程晴驚滯許久,看他將狂怒自我消化,再壓下,此刻淡若平靜給她擦拭吹幹頭發,輕柔地將頭發撫過腦後,絲絲揉觸。

但他的憂傷卻久久不散,縈繞在眉深處,暗淡著獨自憂傷。

本以為他會鬧一場,粗魯地索取以抒洩心中不憤,但他卻選擇平靜,生出自以為不易察覺的可憐模樣。

魏肯換招了,企圖通過裝柔弱來博取同情騙她。

程晴選擇漠視,盡管確實是有生出一絲心疼來,但相比於他的可憐,她的被迫到來以及困在此地都是他造成的。

他既然選擇這樣做,自然是要承擔不被順從的後果。

程晴永遠都不可能屈服於被騙,休想。

夜漫漫長,兩人一夜無眠,也無言。

她依舊枕在魏肯的溫熱臂彎,魏肯也一如既往將懷抱緊密,但各有所想的彼此盡管是負數之近,兩顆心卻相隔遙遠天際。

鬧騰了這麽久,明天總算迎來她回敘州的日子。

恍眸間生出一絲感慨來,來這裏才幾天,然而卻像過了一輩子這樣漫長,實在難熬。

夜靜悄,正闔眼準備入睡,魏肯開口:“明天我陪你回去。”

程晴炸眸驚醒,睡意全無。

“要麽,我將你的家裏人請來,省得你來回跑。”強音襲來,蠻橫插入,不是商量之姿,也沒有商量的餘地。

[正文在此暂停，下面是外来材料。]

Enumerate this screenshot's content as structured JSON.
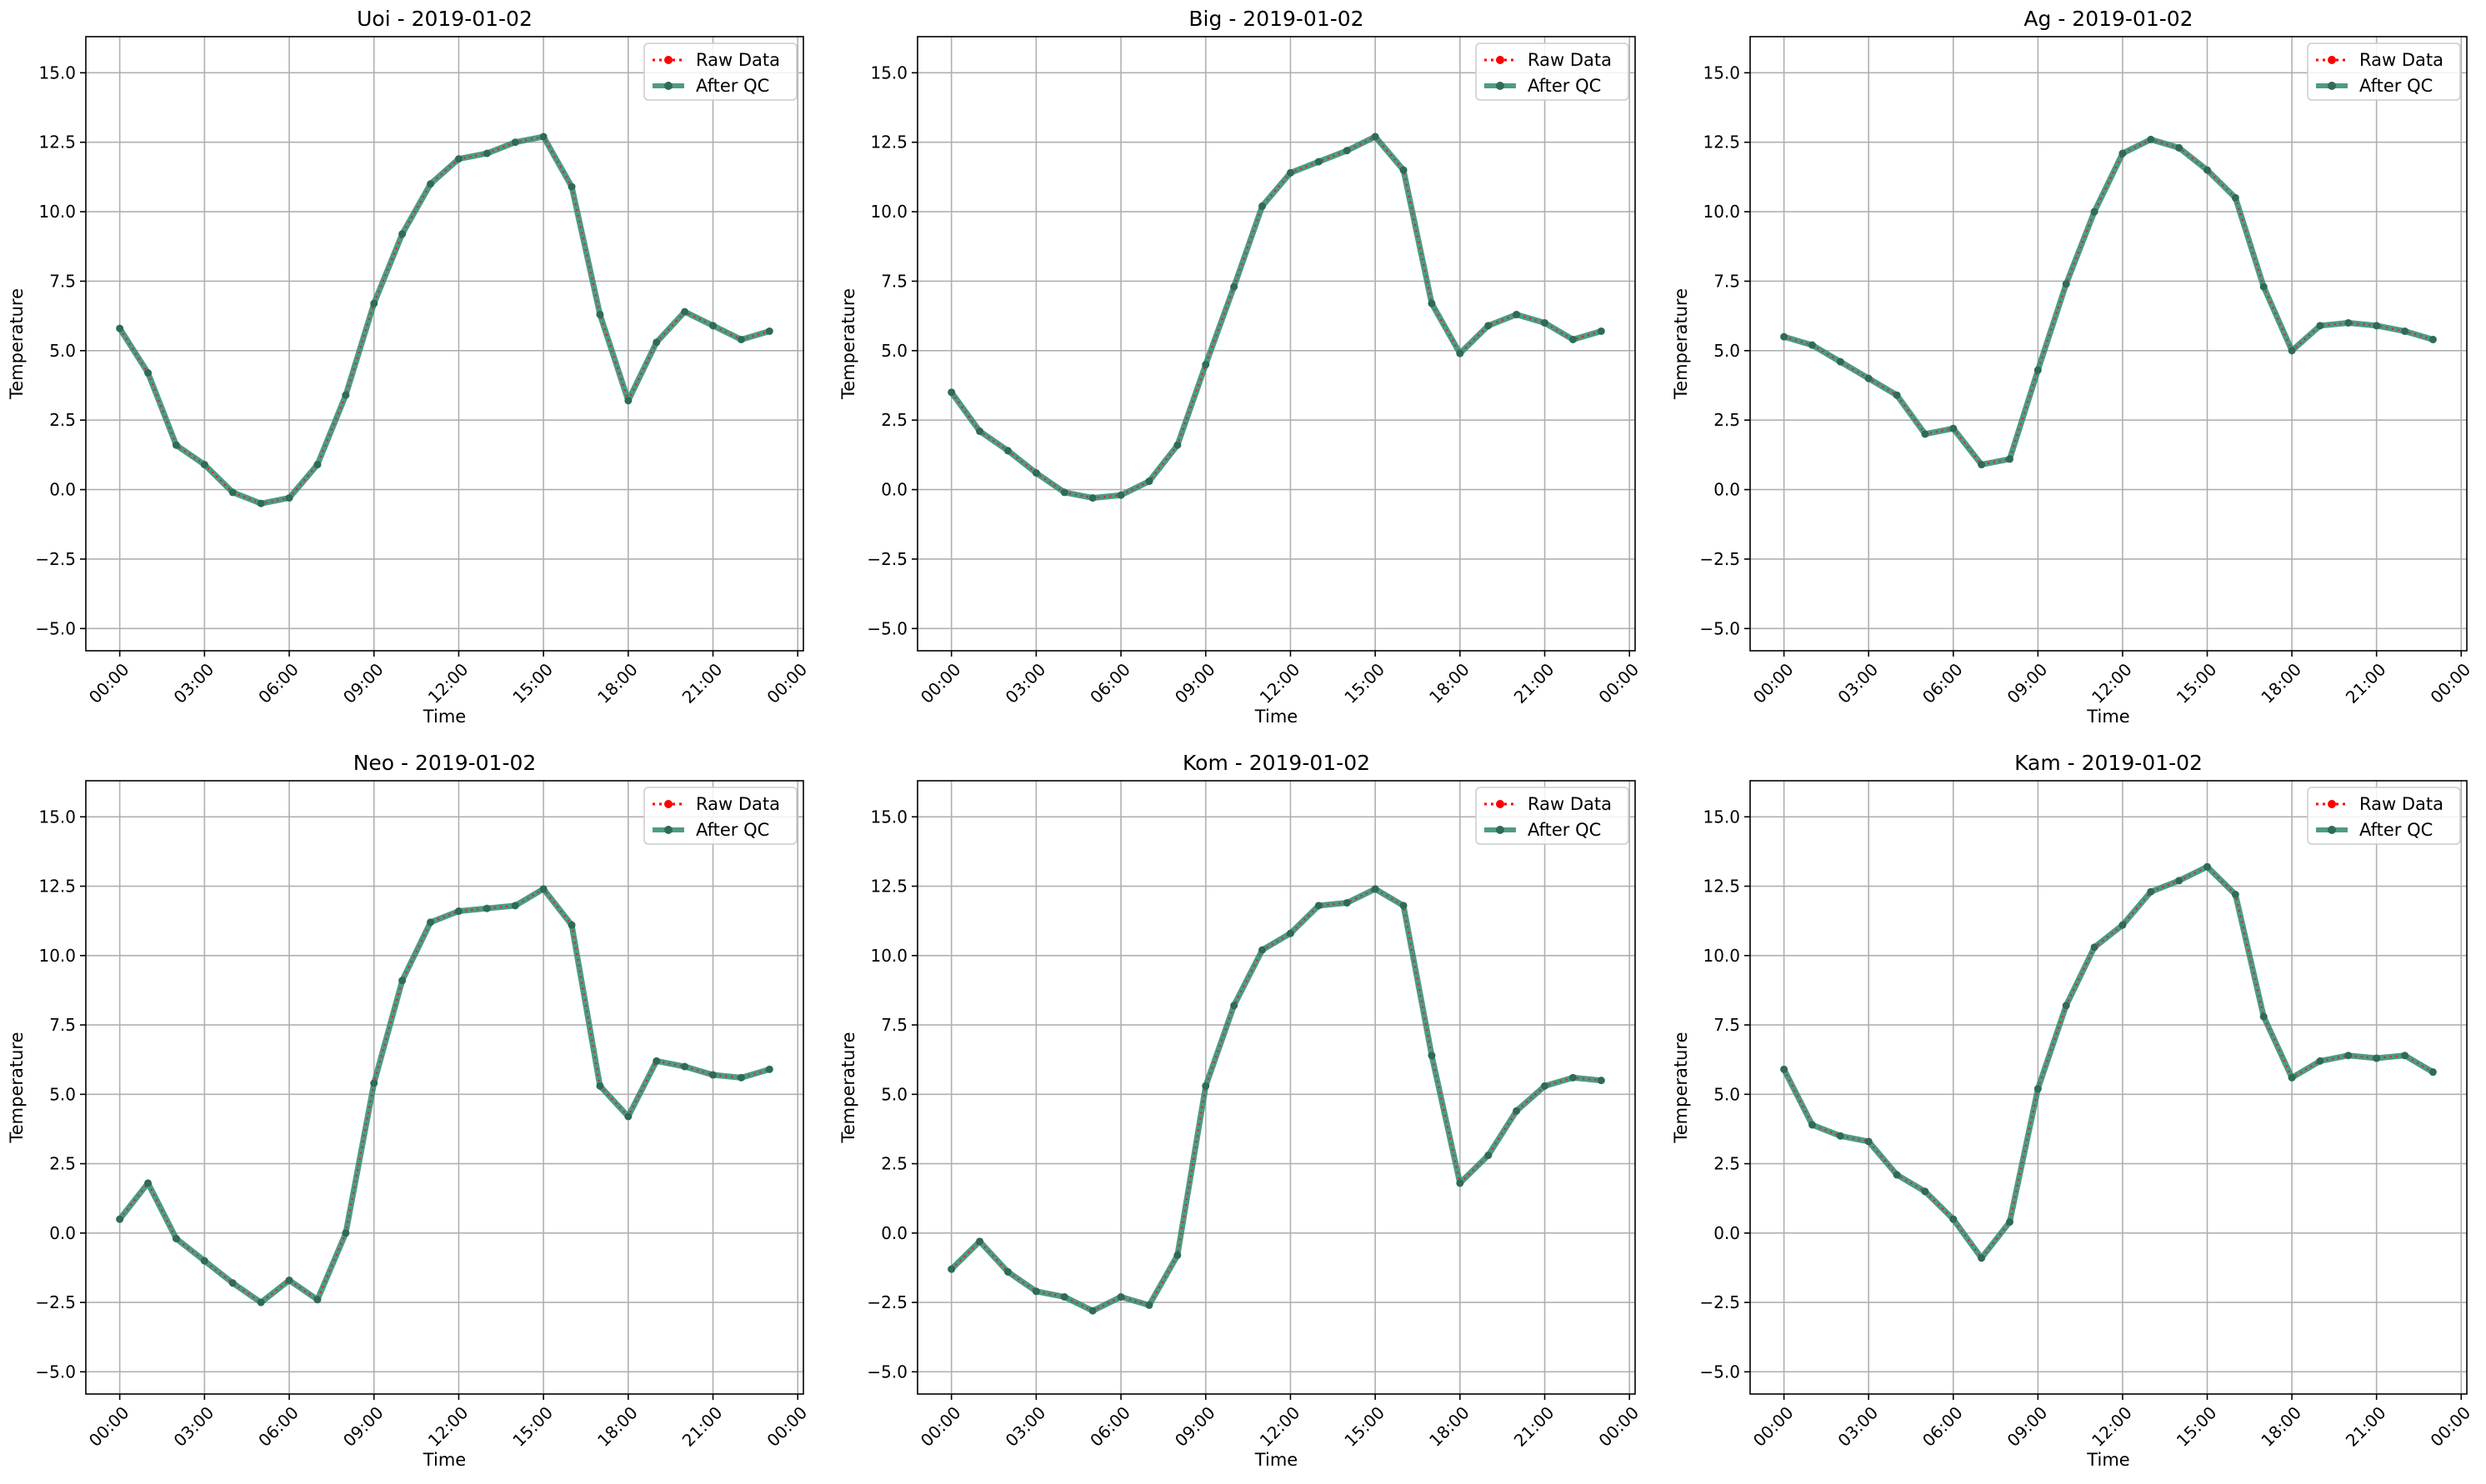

程晴推開他的懷抱,氣怒轉身:“你沒有資格管制我的來去。”

真把她惹急了,大不了魚死網破。

魏肯倔強著哽脖,野蠻姿態肆意乖張,環手勾臂將妻子重圈入懷,任憑她推搡,任憑她打。

好好商量不成,裝可憐不成,那便只剩下威逼了。他不做君子,也不屑君子姿態,只要能將妻子圈在身旁,不擇手段。